Brazil’s economy created the fewest jobs since 2003 last year as government subsidies designed to stimulate consumption and industrial production failed to prevent the economy from shrinking in the third quarter.
Brazil created 730,687 jobs, down from 868,241 the year before, the Labor Ministry said in a report today. The economy shed 449,444 jobs last month as employers from manufacturing to retailing fired workers. The median estimate of 13 analysts polled by Bloomberg was for 473,000 people to lose their job in December.
The economy shrank in the third quarter for the first time since 2009 on a drop in investment, even after the state cut taxes on payrolls and consumer goods to boost consumption. Analysts polled by Bloomberg forecast Dilma Rousseff will deliver the slowest growth of any president in more than two decades when her first term ends this year.
Retailers added 208,025 employees last year, down 23 percent from 270,393 in 2012, while new construction jobs fell by 51 percent to 35,071 from 70,896, according to ministry data. The manufacturing industry hired 83,568 people last year, more than double the 33,222 new jobs in 2012.
Gross domestic product will expand 2.3 percent this year after climbing by the same pace in 2013, according to analysts polled by Bloomberg. Latin America on average will expand 2.9 percent this year after climbing 2.38 percent last, according to the survey.

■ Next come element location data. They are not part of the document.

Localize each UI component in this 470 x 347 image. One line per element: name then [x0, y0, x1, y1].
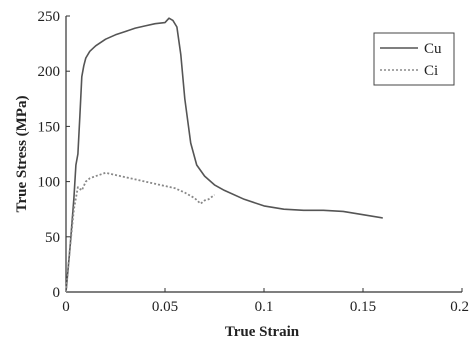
legend-label-cu: Cu — [424, 41, 442, 57]
series-line-ci — [65, 171, 216, 293]
series-line-cu — [65, 17, 383, 293]
legend: Cu Ci — [373, 32, 455, 86]
legend-box — [373, 32, 455, 86]
x-tick-label: 0.05 — [152, 299, 178, 315]
x-ticks: 0 0.05 0.1 0.15 0.2 — [62, 288, 469, 315]
y-tick-label: 200 — [38, 64, 61, 80]
y-tick-label: 150 — [38, 119, 61, 135]
series-layer — [65, 17, 383, 293]
legend-label-ci: Ci — [424, 63, 438, 79]
x-tick-label: 0 — [62, 299, 70, 315]
y-ticks: 0 50 100 150 200 250 — [38, 9, 70, 301]
y-axis-title: True Stress (MPa) — [14, 96, 30, 213]
y-tick-label: 0 — [53, 285, 61, 301]
x-tick-label: 0.15 — [350, 299, 376, 315]
x-axis-title: True Strain — [225, 324, 300, 340]
y-tick-label: 50 — [45, 230, 60, 246]
y-tick-label: 250 — [38, 9, 61, 25]
x-tick-label: 0.2 — [450, 299, 469, 315]
x-tick-label: 0.1 — [255, 299, 274, 315]
y-tick-label: 100 — [38, 175, 61, 191]
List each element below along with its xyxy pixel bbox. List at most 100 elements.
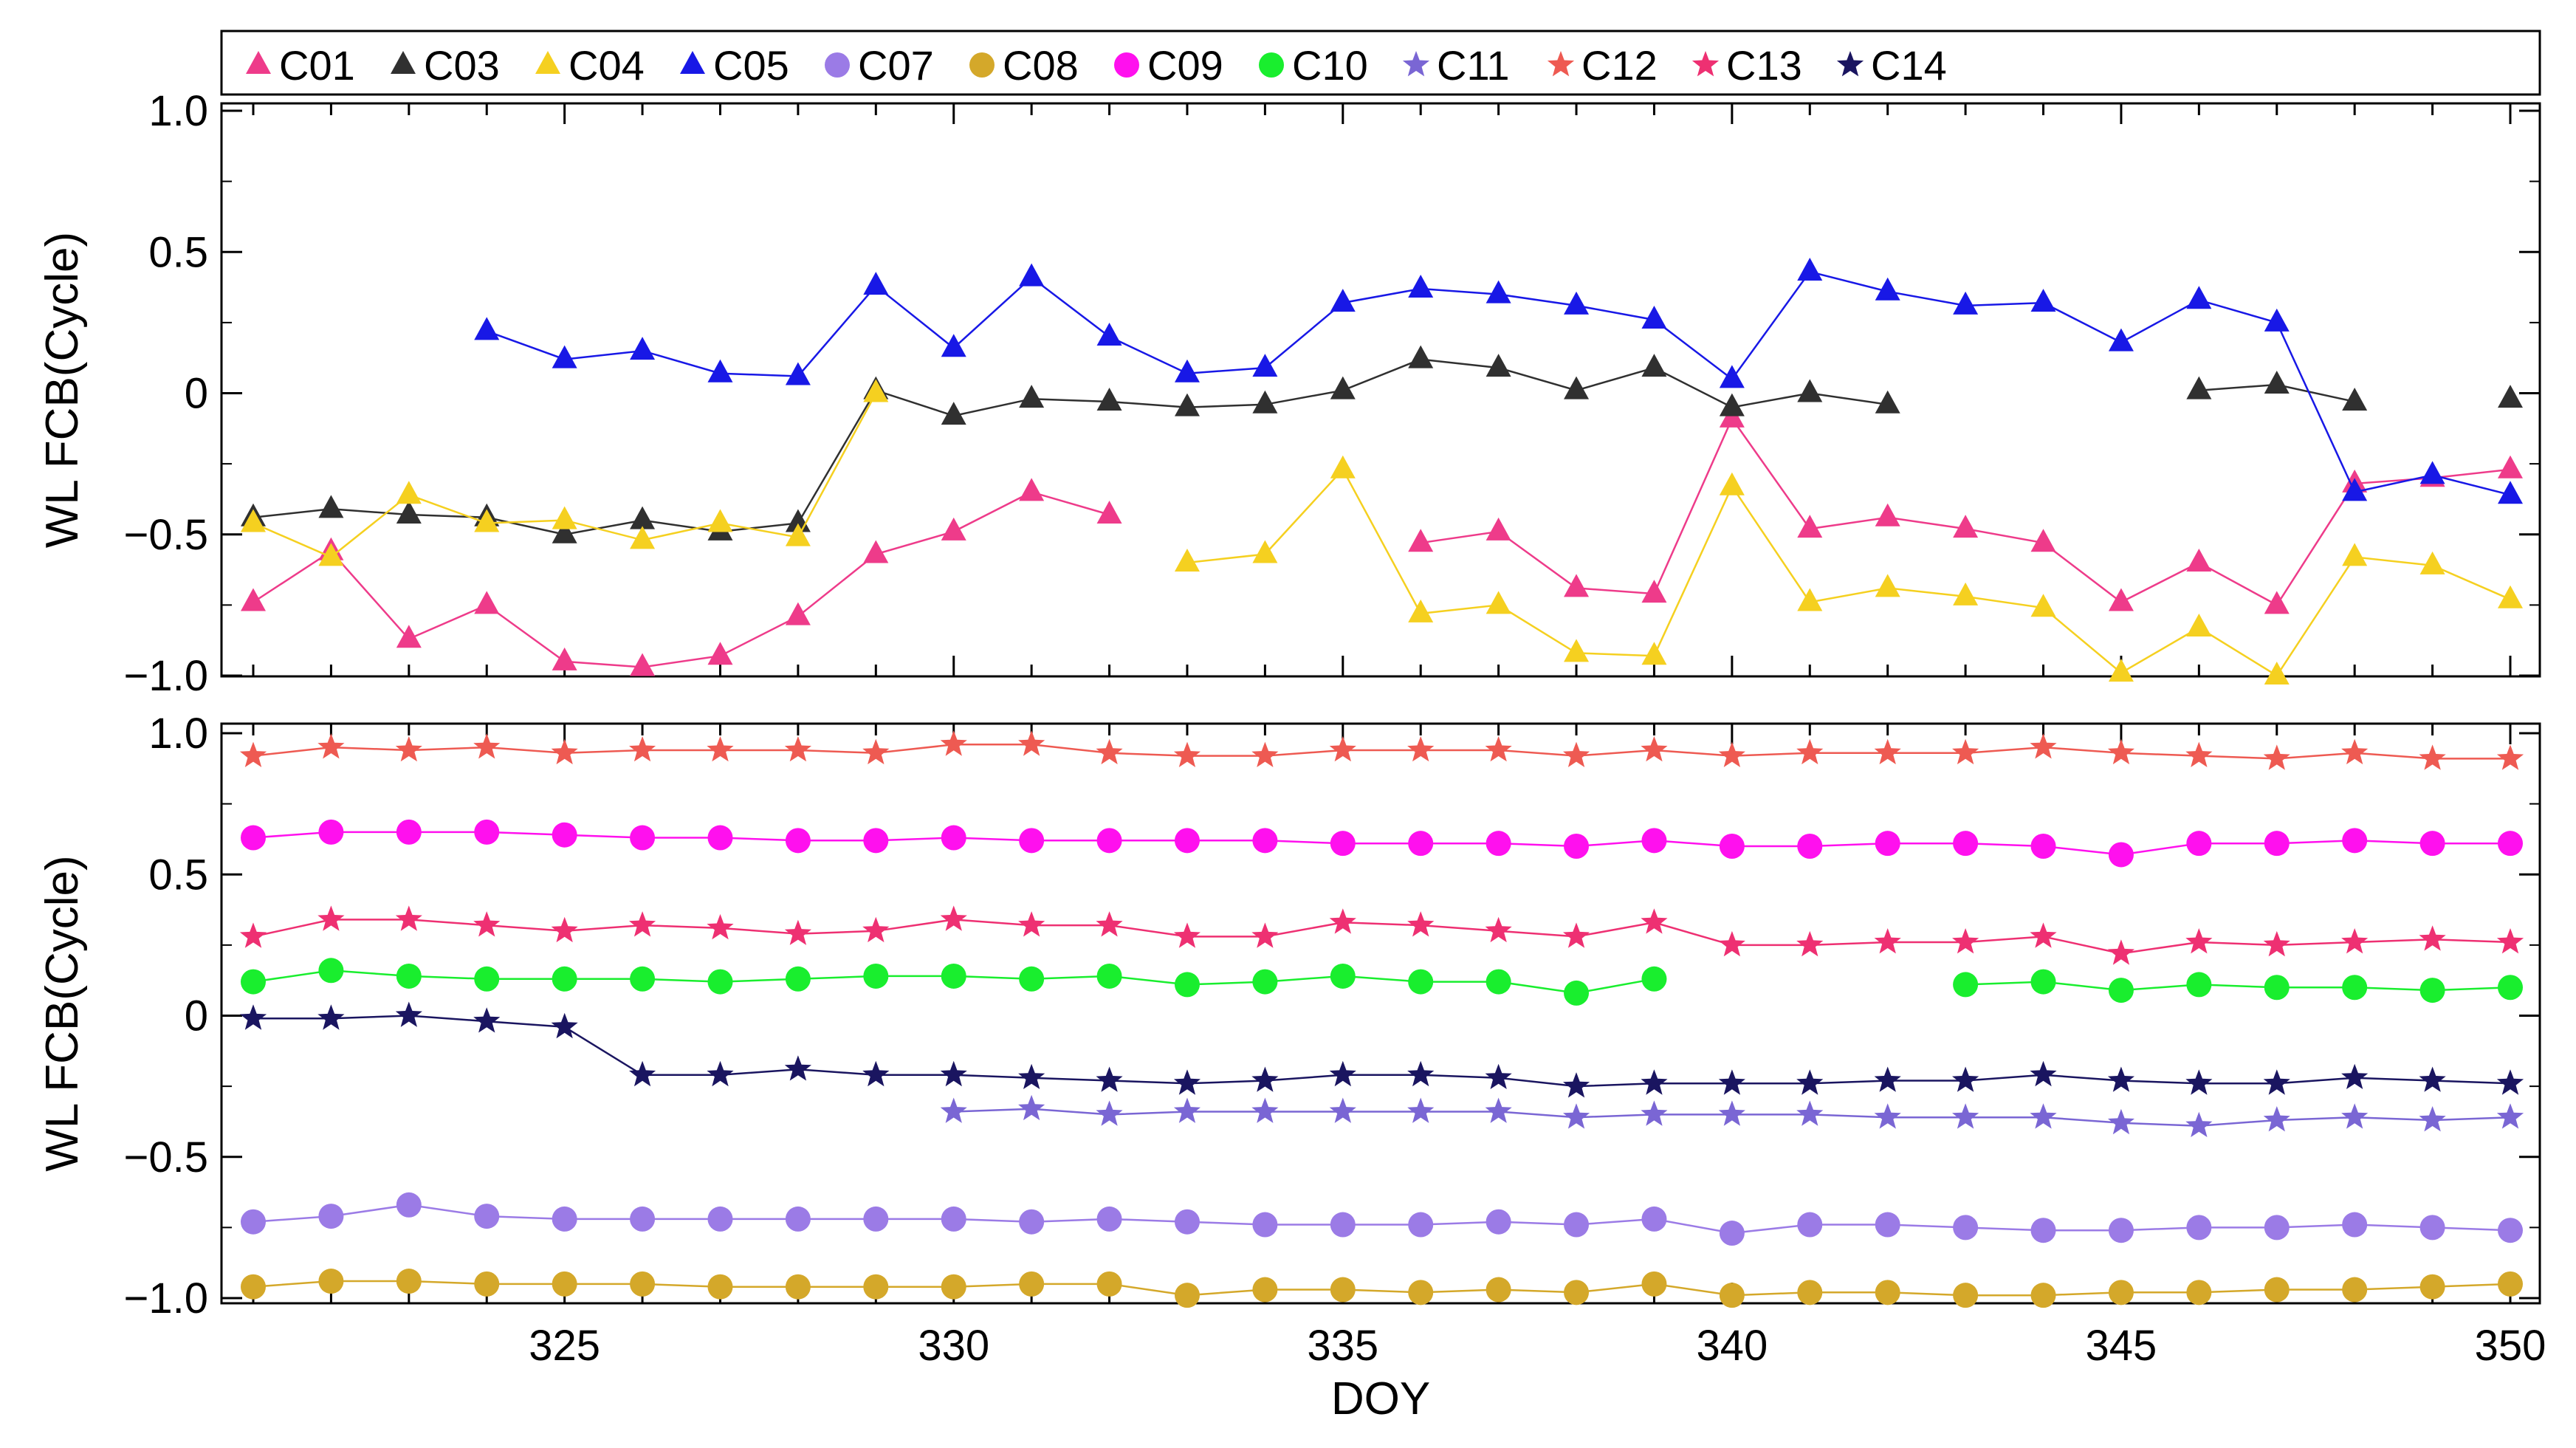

Annual inflation in Brazil accelerated to 5.91 percent in 2013, exceeding the official 4.5 percent target for the fourth straight year. Analysts surveyed Jan. 17 by the central bank forecast consumer prices will rise 6.01 percent this year and 5.6 percent in 2015.
Brazil’s government won’t try to slow inflation by easing growth in the jobs market, Labor Minister Manoel Dias told reporters in Brasilia today. Latin America’s largest economy will create 1.4 million to 1.5 million jobs this year, he said.
Policy makers in a bid to slow inflation have raised the benchmark Selic interest rate in seven straight meetings to 10.5 percent. Rates on swap contracts due January 2015, the most traded in Sao Paulo today, rose 0.05 percentage point to 11.06 percent at 4:58 p.m. local time.